Of course there’s fawning subtext meant to flatter Herself. Davies was daring, not foolish. He included bits like the below before getting to the apes above.
Wife. Why marriage is an honourable state.
Widow. And widdow-hood is a reuerend degree:
Maid. But maidenhead, that will admit no mate,
Like maiestie itselfe must sacred be.
And of course, as it would be genuinely shocking if she didn’t, the Maid gets the long speech closing the disagreement before the kumbaya final stanzas.

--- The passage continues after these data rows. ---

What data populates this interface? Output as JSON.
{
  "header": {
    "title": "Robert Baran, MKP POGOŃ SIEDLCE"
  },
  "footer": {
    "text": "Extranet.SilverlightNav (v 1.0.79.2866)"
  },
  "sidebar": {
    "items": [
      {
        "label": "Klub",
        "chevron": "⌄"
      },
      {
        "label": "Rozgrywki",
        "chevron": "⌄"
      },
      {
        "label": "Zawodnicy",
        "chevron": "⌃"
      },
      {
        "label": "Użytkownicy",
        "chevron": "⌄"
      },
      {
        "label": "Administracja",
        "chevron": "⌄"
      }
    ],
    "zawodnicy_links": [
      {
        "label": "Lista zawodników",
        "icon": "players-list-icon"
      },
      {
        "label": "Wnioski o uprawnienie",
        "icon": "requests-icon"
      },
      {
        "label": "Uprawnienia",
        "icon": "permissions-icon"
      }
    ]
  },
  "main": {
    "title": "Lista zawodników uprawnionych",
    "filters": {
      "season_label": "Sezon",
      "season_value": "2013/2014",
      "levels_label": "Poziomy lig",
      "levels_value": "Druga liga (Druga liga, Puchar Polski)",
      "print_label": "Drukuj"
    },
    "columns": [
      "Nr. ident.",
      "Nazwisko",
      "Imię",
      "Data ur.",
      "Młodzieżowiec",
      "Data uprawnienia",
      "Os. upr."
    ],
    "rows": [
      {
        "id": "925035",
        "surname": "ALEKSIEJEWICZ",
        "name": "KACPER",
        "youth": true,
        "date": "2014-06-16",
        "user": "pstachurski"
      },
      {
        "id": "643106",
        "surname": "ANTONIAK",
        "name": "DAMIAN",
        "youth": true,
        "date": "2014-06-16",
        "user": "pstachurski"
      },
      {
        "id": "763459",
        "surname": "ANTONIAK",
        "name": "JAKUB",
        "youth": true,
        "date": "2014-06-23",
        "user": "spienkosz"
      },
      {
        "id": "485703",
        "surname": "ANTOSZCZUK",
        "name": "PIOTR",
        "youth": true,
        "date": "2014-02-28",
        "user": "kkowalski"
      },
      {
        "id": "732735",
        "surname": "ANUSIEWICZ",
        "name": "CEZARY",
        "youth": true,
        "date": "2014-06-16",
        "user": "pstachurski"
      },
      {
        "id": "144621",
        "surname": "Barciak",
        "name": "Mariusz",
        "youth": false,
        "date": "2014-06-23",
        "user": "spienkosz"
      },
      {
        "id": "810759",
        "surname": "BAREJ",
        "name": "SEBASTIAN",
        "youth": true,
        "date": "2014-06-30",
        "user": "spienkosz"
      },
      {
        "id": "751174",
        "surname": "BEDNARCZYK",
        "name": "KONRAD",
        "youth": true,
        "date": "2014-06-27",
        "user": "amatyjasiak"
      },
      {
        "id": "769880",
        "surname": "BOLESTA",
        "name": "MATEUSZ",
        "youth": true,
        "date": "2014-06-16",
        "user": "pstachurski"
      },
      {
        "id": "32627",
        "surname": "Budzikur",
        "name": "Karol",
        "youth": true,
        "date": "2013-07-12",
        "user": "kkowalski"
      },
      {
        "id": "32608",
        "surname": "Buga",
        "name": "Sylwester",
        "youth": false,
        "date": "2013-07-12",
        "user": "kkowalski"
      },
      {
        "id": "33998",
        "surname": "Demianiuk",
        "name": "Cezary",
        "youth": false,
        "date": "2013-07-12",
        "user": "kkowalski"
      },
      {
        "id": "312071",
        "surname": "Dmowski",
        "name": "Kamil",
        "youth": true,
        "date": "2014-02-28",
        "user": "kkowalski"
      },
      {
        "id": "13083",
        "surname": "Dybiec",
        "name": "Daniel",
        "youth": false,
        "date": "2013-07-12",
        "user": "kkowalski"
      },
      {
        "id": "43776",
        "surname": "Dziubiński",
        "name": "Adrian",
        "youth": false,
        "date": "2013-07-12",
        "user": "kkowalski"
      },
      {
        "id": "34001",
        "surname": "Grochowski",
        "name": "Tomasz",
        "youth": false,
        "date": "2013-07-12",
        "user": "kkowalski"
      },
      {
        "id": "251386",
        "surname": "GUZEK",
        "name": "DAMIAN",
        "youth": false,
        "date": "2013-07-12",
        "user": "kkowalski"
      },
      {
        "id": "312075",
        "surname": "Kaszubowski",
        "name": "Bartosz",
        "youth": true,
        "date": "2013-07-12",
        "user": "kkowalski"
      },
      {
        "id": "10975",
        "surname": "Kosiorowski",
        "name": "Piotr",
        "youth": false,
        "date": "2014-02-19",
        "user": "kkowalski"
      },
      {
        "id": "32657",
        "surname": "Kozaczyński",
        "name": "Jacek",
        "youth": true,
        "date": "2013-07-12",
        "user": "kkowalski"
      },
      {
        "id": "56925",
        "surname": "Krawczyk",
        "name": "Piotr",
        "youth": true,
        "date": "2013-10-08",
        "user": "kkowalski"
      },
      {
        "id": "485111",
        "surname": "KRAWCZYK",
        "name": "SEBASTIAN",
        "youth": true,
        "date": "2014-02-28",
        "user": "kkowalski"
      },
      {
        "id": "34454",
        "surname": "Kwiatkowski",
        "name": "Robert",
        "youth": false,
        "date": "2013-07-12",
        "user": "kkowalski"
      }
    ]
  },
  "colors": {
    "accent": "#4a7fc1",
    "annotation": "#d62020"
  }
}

Maid. Not Maids? To spotlesse maids this gift is giuen,
To liue in incorruption from their birth;
And what is that but to inherit heauen
Euen while they dwell vpon the spotted earth?The perfectest of all created things,
The purest gold, that suffers no allay;
The sweetest flower that on th’ earths bosome springs,
The pearle vnbord, whose price no price can pay:The Christall Glasse that will no venome hold,
The mirror wherein Angels loue to looke,
Dianaes bathing Fountaine cleere and cold,
Beauties fresh Rose, and vertues liuing booke.Of loue and fortune both, the Mistresse borne,
The soueraigne spirit that will be thrall to none;
The spotlesse garment that was neuer worne,
The Princely Eagle that still flyes alone.She sees the world, yet her cleere thought doth take
No such deepe print as to be chang’d thereby;
As when we see the burning fire doth make,
No such impression as doth burne the eye.
In short, you find out the strangest things by virtue of reading introductions to books. It’s a good practice.
[This entry is cross posted at ordinary-times.com]



Ben, as someone who generally skips introductions, I'm just curious how you quantify one that is middle-length.